IIT researchers, led by Agnieszka Wykowska, hypothesized that for some ASC children a humanoid robot like iCub might represent an easier counterpart to interact with, relative to another human. This might be because a robot is a “simplified” version of a human and might be less overwhelming in terms of amount of exhibited signals in behavior. A robot can be also much more predictable and stereotypical in behavior – a characteristic quite crucial for children diagnosed with ASC.

“A robot can repeat the same action, in the exact same way numerous times, which would be impossible for a human being” – explains Agnieszka Wykowska, the Coordinator of the Social Cognition in Human-Robot Interaction team of IIT. “Our activity at the the Boggiano Pico Center underlines the importance of multidisciplinarity and the use of new technologies like robotics in clinical context”.

The iCub robot will be used in order to help children to develop skills in perspective-taking, that is to understand the point of view of others. In fact, people with ASC might difficulties in comprehending the spatial perspective of those who are in front of them, and this type of ability is the basis of many other social skills.

Specifically, the training includes a setup consisting of a special table designed by the team of Wykowska and constructed by IIT’s mechanical workshop. The table is equipped with tools to allow interaction between the robot and the child while manipulating objects. The table includes a mobile tray for exchanging objects, a transparent “window” to ensure safe interaction, and foam cubes with different shapes and colours on each face.

“During the training, the iCub robot exchanges one of the foam cubes with the child and observes one of its faces” explains Davide Ghiglino, IIT researcher in Wykowska’s team. “Then the therapist asks the patient which image or colour on the face of the cube, according to him or her, the robot is looking at.”

In concrete terms, I am perfectly able to describe the position of objects with respect to myself and, consequently, with respect to another person. For those with an autism spectrum condition, this competence may not be so immediate. Acquiring the ability to process spatial information relating to a different point of view from one’s own, could help to develop skills related to the field of empathy, such as knowledge of one’s emotions, their control, recognition of others’ emotions and management of relationships.”

Dr. Federica Floris, Psychologist, Boggiano Pico Center

The Boggiano Pico Center follows about 200 kids and adolescents with various neurodevelopmental conditions, 80 among them have been diagnosed with an autism spectrum condition. The training foresees the involvement of 50 kids in their early childhood, who manifest ASC in a unique way without other neurodevelopmental conditions. In each training session, the iCub robot supports the therapist and is involved in the training to the extent that is adequate to the specific skills of each child. The treatment with the robot is integrated into a therapy involving other interventions on motor, socio-relational and communication abilities, according to national rehabilitation guidelines.

“The goal of the training is to verify the effectiveness of new treatment protocols, integrating the rehabilitation models currently recommended for autism spectrum condition with more specific interventions for social skills. – explains Dr. Tiziana Priolo, child neuropsychiatrist at the Boggiano Pico Center. “In the long term, the prospect is to obtain new tools that support the multidisciplinary team in taking care of children and adolescents. The question we want to answer is: can robots and artificial intelligence become additional tools with which acquire new skills and improve the quality of life of children with autism spectrum condition?”

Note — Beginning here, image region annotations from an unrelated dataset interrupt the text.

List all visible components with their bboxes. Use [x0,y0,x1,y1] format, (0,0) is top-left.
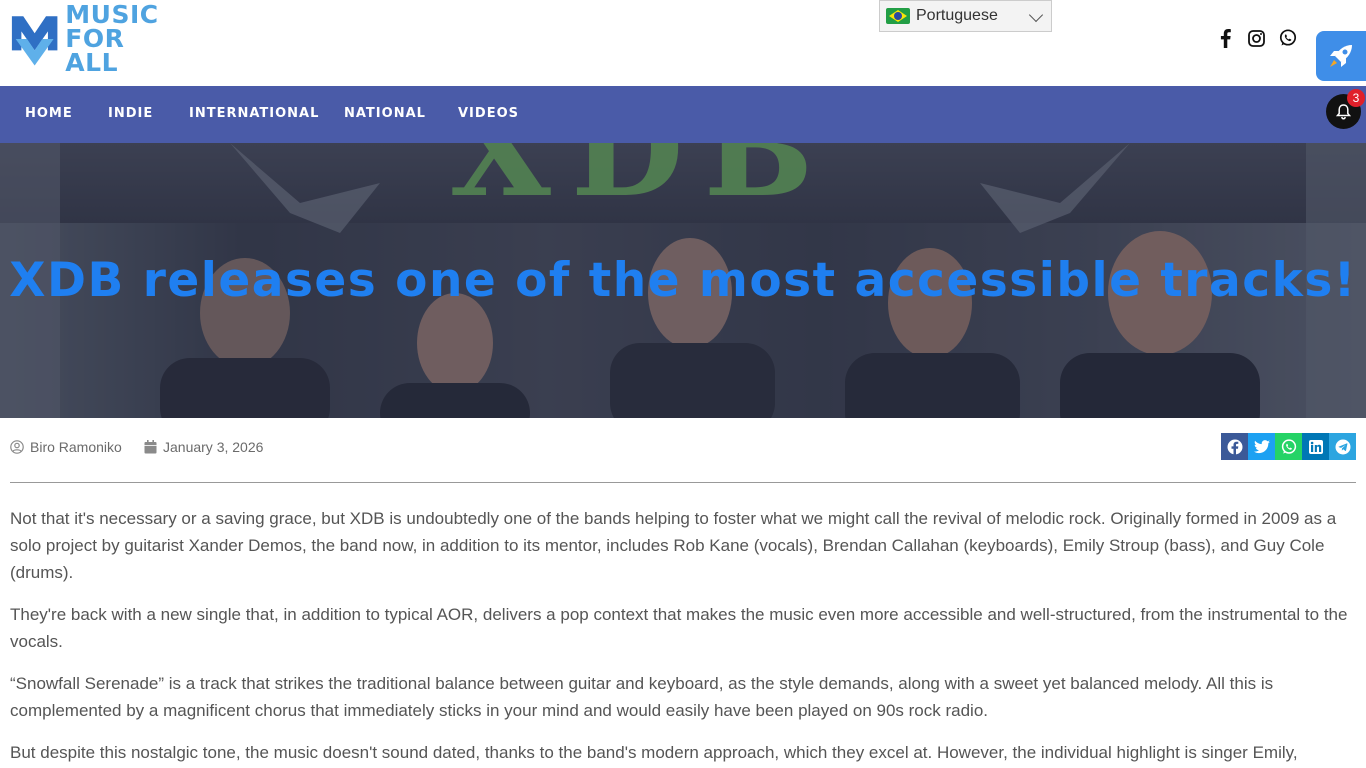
chevron-down-icon [1028,7,1044,23]
article-body: Not that it's necessary or a saving grac… [10,505,1360,768]
share-buttons [1221,433,1356,460]
nav-item-home[interactable]: HOME [25,86,73,143]
calendar-icon [144,440,157,454]
author-meta: Biro Ramoniko [10,437,122,457]
hero-banner: XDB XDB releases one of the most accessi… [0,143,1366,418]
share-linkedin-button[interactable] [1302,433,1329,460]
share-facebook-button[interactable] [1221,433,1248,460]
rocket-icon [1330,45,1352,67]
nav-item-international[interactable]: INTERNATIONAL [189,86,319,143]
site-header: MUSIC FOR ALL Portuguese [0,0,1366,86]
share-whatsapp-button[interactable] [1275,433,1302,460]
date-meta: January 3, 2026 [144,437,263,457]
article-paragraph: They're back with a new single that, in … [10,605,1348,651]
article-paragraph: But despite this nostalgic tone, the mus… [10,743,1298,762]
user-icon [10,440,24,454]
linkedin-icon [1308,439,1323,454]
language-select[interactable]: Portuguese [879,0,1052,32]
logo-mark-icon [11,16,58,66]
main-nav: HOME INDIE INTERNATIONAL NATIONAL VIDEOS [0,86,1366,143]
instagram-icon[interactable] [1246,28,1266,48]
share-twitter-button[interactable] [1248,433,1275,460]
rocket-button[interactable] [1316,31,1366,81]
nav-item-national[interactable]: NATIONAL [344,86,426,143]
share-telegram-button[interactable] [1329,433,1356,460]
language-selected: Portuguese [916,7,998,24]
telegram-icon [1335,439,1350,454]
nav-item-indie[interactable]: INDIE [108,86,153,143]
article-title: XDB releases one of the most accessible … [9,253,1357,308]
twitter-icon [1253,439,1270,453]
whatsapp-icon[interactable] [1278,28,1298,48]
meta-divider [10,482,1356,483]
bell-icon [1336,103,1351,120]
nav-item-videos[interactable]: VIDEOS [458,86,519,143]
post-date[interactable]: January 3, 2026 [163,439,263,455]
article-paragraph: Not that it's necessary or a saving grac… [10,509,1337,582]
notification-count-badge: 3 [1347,89,1365,107]
logo-text-line2: FOR ALL [65,24,125,77]
site-logo[interactable]: MUSIC FOR ALL [10,2,180,75]
brazil-flag-icon [886,8,910,24]
article-paragraph: “Snowfall Serenade” is a track that stri… [10,674,1274,720]
facebook-icon [1227,439,1242,455]
whatsapp-icon [1281,438,1296,454]
author-link[interactable]: Biro Ramoniko [30,439,122,455]
facebook-icon[interactable] [1215,28,1235,48]
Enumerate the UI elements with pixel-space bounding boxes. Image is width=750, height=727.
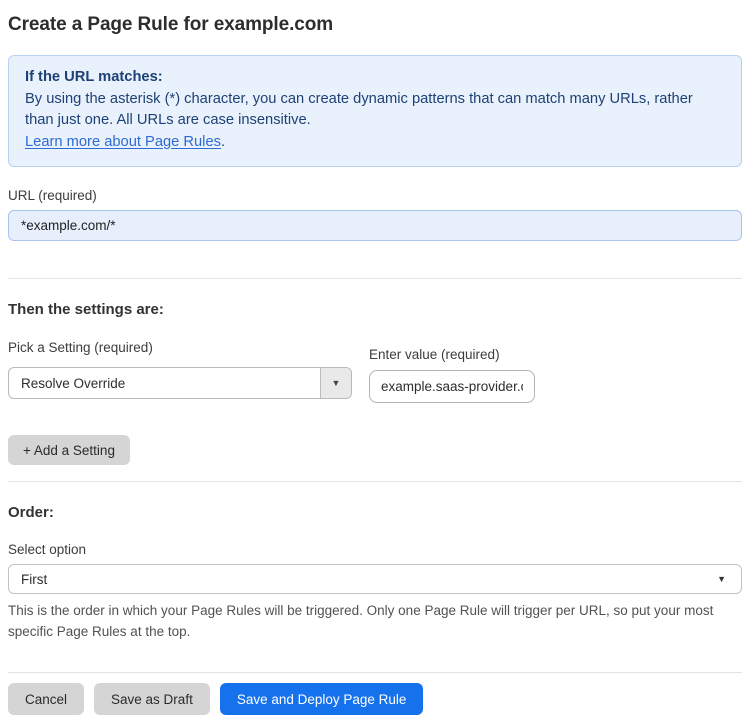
- add-setting-button[interactable]: + Add a Setting: [8, 435, 130, 466]
- save-deploy-button[interactable]: Save and Deploy Page Rule: [219, 683, 424, 716]
- page-title: Create a Page Rule for example.com: [8, 14, 334, 35]
- info-box-body: By using the asterisk (*) character, you…: [25, 90, 693, 129]
- setting-picker-select[interactable]: Resolve Override ▼: [8, 367, 352, 400]
- settings-heading: Then the settings are:: [8, 301, 164, 319]
- create-page-rule-form: Create a Page Rule for example.com If th…: [0, 14, 750, 727]
- save-draft-button[interactable]: Save as Draft: [94, 683, 210, 716]
- info-box-link-line: Learn more about Page Rules.: [25, 132, 725, 154]
- chevron-down-icon: ▼: [717, 574, 726, 585]
- section-divider: [8, 278, 742, 280]
- order-help-text: This is the order in which your Page Rul…: [8, 603, 714, 640]
- footer-actions: Cancel Save as Draft Save and Deploy Pag…: [8, 683, 742, 716]
- setting-value-input[interactable]: [369, 370, 535, 404]
- url-input[interactable]: [8, 210, 742, 242]
- info-box-heading: If the URL matches:: [25, 69, 163, 85]
- order-select-label: Select option: [8, 542, 87, 558]
- settings-row: Pick a Setting (required) Resolve Overri…: [8, 320, 742, 404]
- setting-picker-label: Pick a Setting (required): [8, 340, 153, 356]
- footer-divider: [8, 672, 742, 674]
- order-heading: Order:: [8, 504, 54, 522]
- link-suffix: .: [220, 133, 226, 150]
- order-selected-value: First: [21, 571, 48, 587]
- order-select[interactable]: First ▼: [8, 564, 742, 595]
- setting-picker-column: Pick a Setting (required) Resolve Overri…: [8, 320, 352, 400]
- setting-value-label: Enter value (required): [369, 347, 500, 363]
- url-label: URL (required): [8, 188, 97, 204]
- setting-picker-selected-value: Resolve Override: [21, 375, 126, 391]
- setting-value-column: Enter value (required): [369, 320, 535, 404]
- section-divider: [8, 481, 742, 483]
- url-matches-info-box: If the URL matches: By using the asteris…: [8, 55, 742, 168]
- cancel-button[interactable]: Cancel: [8, 683, 85, 716]
- learn-more-link[interactable]: Learn more about Page Rules: [25, 134, 221, 150]
- chevron-down-icon[interactable]: ▼: [320, 368, 351, 399]
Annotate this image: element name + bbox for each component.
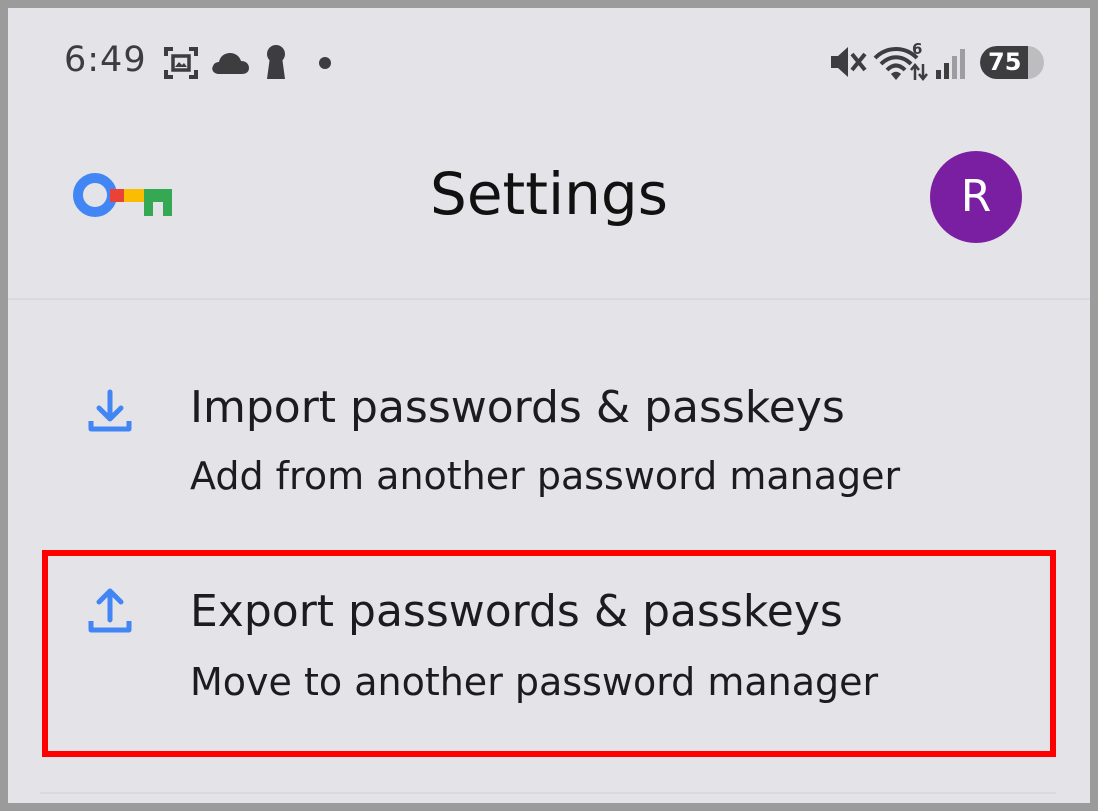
row-title: Import passwords & passkeys (190, 382, 845, 433)
battery-level: 75 (988, 48, 1022, 76)
signal-icon (936, 49, 965, 79)
account-avatar[interactable]: R (930, 151, 1022, 243)
highlight-box (42, 550, 1056, 757)
status-time: 6:49 (64, 40, 147, 80)
import-passwords-row[interactable]: Import passwords & passkeys Add from ano… (40, 350, 1056, 530)
screenshot-icon (164, 47, 198, 79)
row-subtitle: Add from another password manager (190, 454, 901, 498)
mute-icon (831, 47, 867, 77)
divider (40, 792, 1056, 794)
battery-icon: 75 (980, 46, 1044, 79)
network-type-badge: 6 (912, 40, 923, 58)
download-icon (88, 389, 132, 432)
dot-icon (319, 57, 331, 69)
cloud-icon (212, 53, 249, 74)
keyhole-icon (267, 45, 285, 79)
status-bar: 6:49 6 75 (0, 0, 1098, 120)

The goal, in the coming years, is to further develop various training protocols that can help children with autism spectrum condition to improve specific skills.

This collaboration enriches the context of the Center for Human Technologies of the Italian Institute of Technology (CHT-IIT @ Erzelli) which, also thanks to the support of Regione Liguria, was created to connect with the clinical and hospital environments of the territory to transfer the results of fundamental research into real-life contexts leading to concrete effects on people’s wellbeing.